The department added that it was lobbying Iranian authorities at the highest level to allow him to return home to Tehran immediately, as the Iranian government had previously pledged to do.
Tahbaz was released from prison last week and allowed to stay at his home in Tehran with his wife for just two days before being returned to prison. The Foreign Ministry had been told by the Iranians that he had only been sent back to jail to have his ankle tagged, but he was then kept in jail over the weekend, which led, according to his family, to decide to launch a hunger strike. to protest his treatment.
Tahbaz is a tri-national with American, Iranian and British citizenship and the Foreign Office said he was working with the United States to secure his permanent release. He said last week that he had only succeeded in persuading the Iranians to let him go on indefinite leave at his family home in Tehran, but could not persuade Iranian officials to allow him to leave. join other dual UK nationals on the return flight to the UK. .

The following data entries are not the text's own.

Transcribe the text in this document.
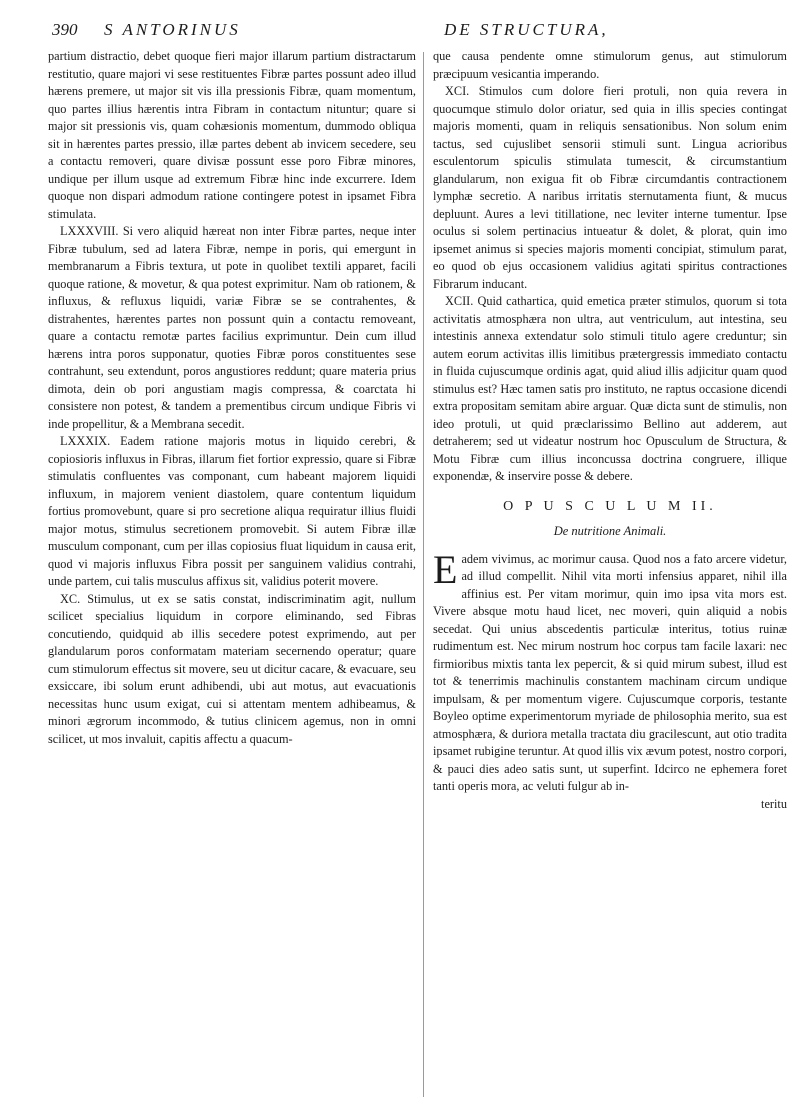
390 S ANTORINUS	DE STRUCTURA,

partium distractio, debet quoque fieri major illarum partium distractarum restitutio, quare majori vi sese restituentes Fibræ partes possunt adeo illud hærens premere, ut major sit vis illa pressionis Fibræ, quam momentum, quo partes illius hærentis intra Fibram in contactum nituntur; quare si major sit pressionis vis, quam cohæsionis momentum, dummodo obliqua sit in hærentes partes pressio, illæ partes debent ab invicem secedere, seu a contactu removeri, quare divisæ possunt esse poro Fibræ minores, undique per illum usque ad extremum Fibræ hinc inde excurrere. Idem quoque non dispari admodum ratione contingere potest in ipsamet Fibra stimulata.

LXXXVIII. Si vero aliquid hæreat non inter Fibræ partes, neque inter Fibræ tubulum, sed ad latera Fibræ, nempe in poris, qui emergunt in membranarum a Fibris textura, ut pote in quolibet textili apparet, facili quoque ratione, & movetur, & qua potest exprimitur. Nam ob rationem, & influxus, & refluxus liquidi, variæ Fibræ se se contrahentes, & distrahentes, hærentes partes non possunt quin a contactu removeant, quare a contactu remotæ partes facilius exprimuntur. Dein cum illud hærens intra poros supponatur, quoties Fibræ poros constituentes sese contrahunt, seu extendunt, poros angustiores reddunt; quare materia prius dimota, dein ob pori angustiam magis compressa, & coarctata hi consistere non potest, & tandem a prementibus circum undique Fibris vi inde propellitur, & a Membrana secedit.

LXXXIX. Eadem ratione majoris motus in liquido cerebri, & copiosioris influxus in Fibras, illarum fiet fortior expressio, quare si Fibræ stimulatis confluentes vas componant, cum habeant majorem liquidi influxum, in majorem venient diastolem, quare contentum liquidum fortius promovebunt, quare si pro secretione aliqua requiratur illius fluidi major motus, stimulus secretionem promovebit. Si autem Fibræ illæ musculum componant, cum per illas copiosius fluat liquidum in causa erit, quod vi majoris influxus Fibra possit per sanguinem validius contrahi, unde partem, cui talis musculus affixus sit, validius poterit movere.

XC. Stimulus, ut ex se satis constat, indiscriminatim agit, nullum scilicet specialius liquidum in corpore eliminando, sed Fibras concutiendo, quidquid ab illis secedere potest exprimendo, aut per glandularum poros conformatam materiam secernendo operatur; quare cum stimulorum effectus sit movere, seu ut dicitur cacare, & evacuare, seu exsiccare, ibi solum erunt adhibendi, ubi aut motus, aut evacuationis necessitas hunc usum exigat, cui si attentam mentem adhibeamus, & minori ægrorum incommodo, & tutius clinicem agemus, non in omni scilicet, ut mos invaluit, capitis affectu a quacum-

que causa pendente omne stimulorum genus, aut stimulorum præcipuum vesicantia imperando.

XCI. Stimulos cum dolore fieri protuli, non quia revera in quocumque stimulo dolor oriatur, sed quia in illis species contingat majoris momenti, quam in reliquis sensationibus. Non solum enim tactus, sed cujuslibet sensorii stimuli sunt. Lingua acrioribus esculentorum spiculis stimulata tumescit, & circumstantium glandularum, non exigua fit ob Fibræ circumdantis contractionem lymphæ secretio. A naribus irritatis sternutamenta fiunt, & mucus depluunt. Aures a levi titillatione, nec leviter interne tumentur. Ipse oculus si solem pertinacius intueatur & dolet, & plorat, quin imo ipsemet animus si species majoris momenti concipiat, stimulum parat, eo quod ob ejus occasionem validius agitati spiritus contractiones Fibrarum inducant.

XCII. Quid cathartica, quid emetica præter stimulos, quorum si tota activitatis atmosphæra non ultra, aut ventriculum, aut intestina, seu intestinis annexa extendatur solo stimuli titulo agere creduntur; sin autem eorum activitas illis limitibus prætergressis immediato contactu in fluida cujuscumque ordinis agat, quid aliud illis adjicitur quam quod stimulus est? Hæc tamen satis pro instituto, ne raptus occasione dicendi extra propositam semitam abire arguar. Quæ dicta sunt de stimulis, non ideo protuli, ut quid præclarissimo Bellino aut adderem, aut detraherem; sed ut videatur nostrum hoc Opusculum de Structura, & Motu Fibræ cum illius inconcussa doctrina congruere, illique exponendæ, & inservire posse & debere.

O P U S C U L U M II.
De nutritione Animali.

Eadem vivimus, ac morimur causa. Quod nos a fato arcere videtur, ad illud compellit. Nihil vita morti infensius apparet, nihil illa affinius est. Per vitam morimur, quin imo ipsa vita mors est. Vivere absque motu haud licet, nec moveri, quin aliquid a nobis secedat. Qui unius abscedentis particulæ interitus, totius ruinæ rudimentum est. Nec mirum nostrum hoc corpus tam facile laxari: nec firmioribus mixtis tanta lex pepercit, & si quid mirum subest, illud est tot & tenerrimis machinulis constantem machinam circum undique impulsam, & per momentum vigere. Cujuscumque corporis, testante Boyleo optime experimentorum myriade de philosophia merito, sua est atmosphæra, & duriora metalla tractata diu gracilescunt, aut otio tradita ipsamet rubigine teruntur. At quod illis vix ævum potest, nostro corpori, & pauci dies adeo satis sunt, ut superfint. Idcirco ne ephemera foret tanti operis mora, ac veluti fulgur ab in-

teritu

This latest development – a transfer from prison to a hotel – suggests that some of the pressure on the Iranian government, including from his family outside Iran, has had some impact.
But the family remains deeply unhappy with the way he is being treated. They accused the Foreign Office of abandoning him in order to secure the release of Zaghari-Ratcliffe and Ashoori, and revealed that Morad’s 93-year-old mother was taken to hospital on Saturday.
His sister Tarane Tahbaz said: “He was released for 10 hours, then 24 hours, before it ended after 48 hours. I’m afraid the Foreign Office wanted him out for 48 hours so they could secure their wonderful photo shoot.
Morad’s sister said she briefly saw video footage of her brother on an iPhone: “He was barely recognizable, as he lost 40 kg. I only knew it was him when he waved and smiled.
Tahbaz, an environmentalist, was arrested in January 2018 along with eight other members of the Persian Wildlife Heritage Foundation.
Tarane said: “We were told by the Foreign Office that the less noise we made the better it would be for him and his release, so for four years we were told he would be part of the deal if and when it was to be made. It was only after the release of Anoosheh and Nazanin – which we are delighted about – that we discovered that it had to be left behind. We are very grateful that Nazanin continues to push for us now that she’s out.
She also revealed that her 93-year-old mother, Hamideh, had to be rushed to hospital on Saturday night because “she had a complete collapse. Morad’s incarceration was a terrible blow for her. She really wants to stay alive just to see him.
“It was such a shock when he was first arrested. We thought it was a mistake, but when they were sentenced to terrible prison terms, we didn’t know what to do.
Separately, Ashoori’s wife, Sherry Izadi, has thanked Guardian readers for raising money to pay a sudden £27,000 fine imposed on them by the Iranian government in connection with his release. The family had to go into heavy debt to raise the money.
Within 12 hours of the launch of a crowdfunding website advertised by the Guardian, the money was raised. Izadi said, “We are absolutely overwhelmed by the generosity of the public and the hundreds of messages of support and sympathy we have received. These acts of kindness restored our faith in humanity. We are also extremely grateful to the Guardian for helping us raise this money in such a short time.
“We mark the first day of spring and the start of the Iranian New Year with renewed hope and a firm resolve to help reunite the remaining detainees with their loved ones.”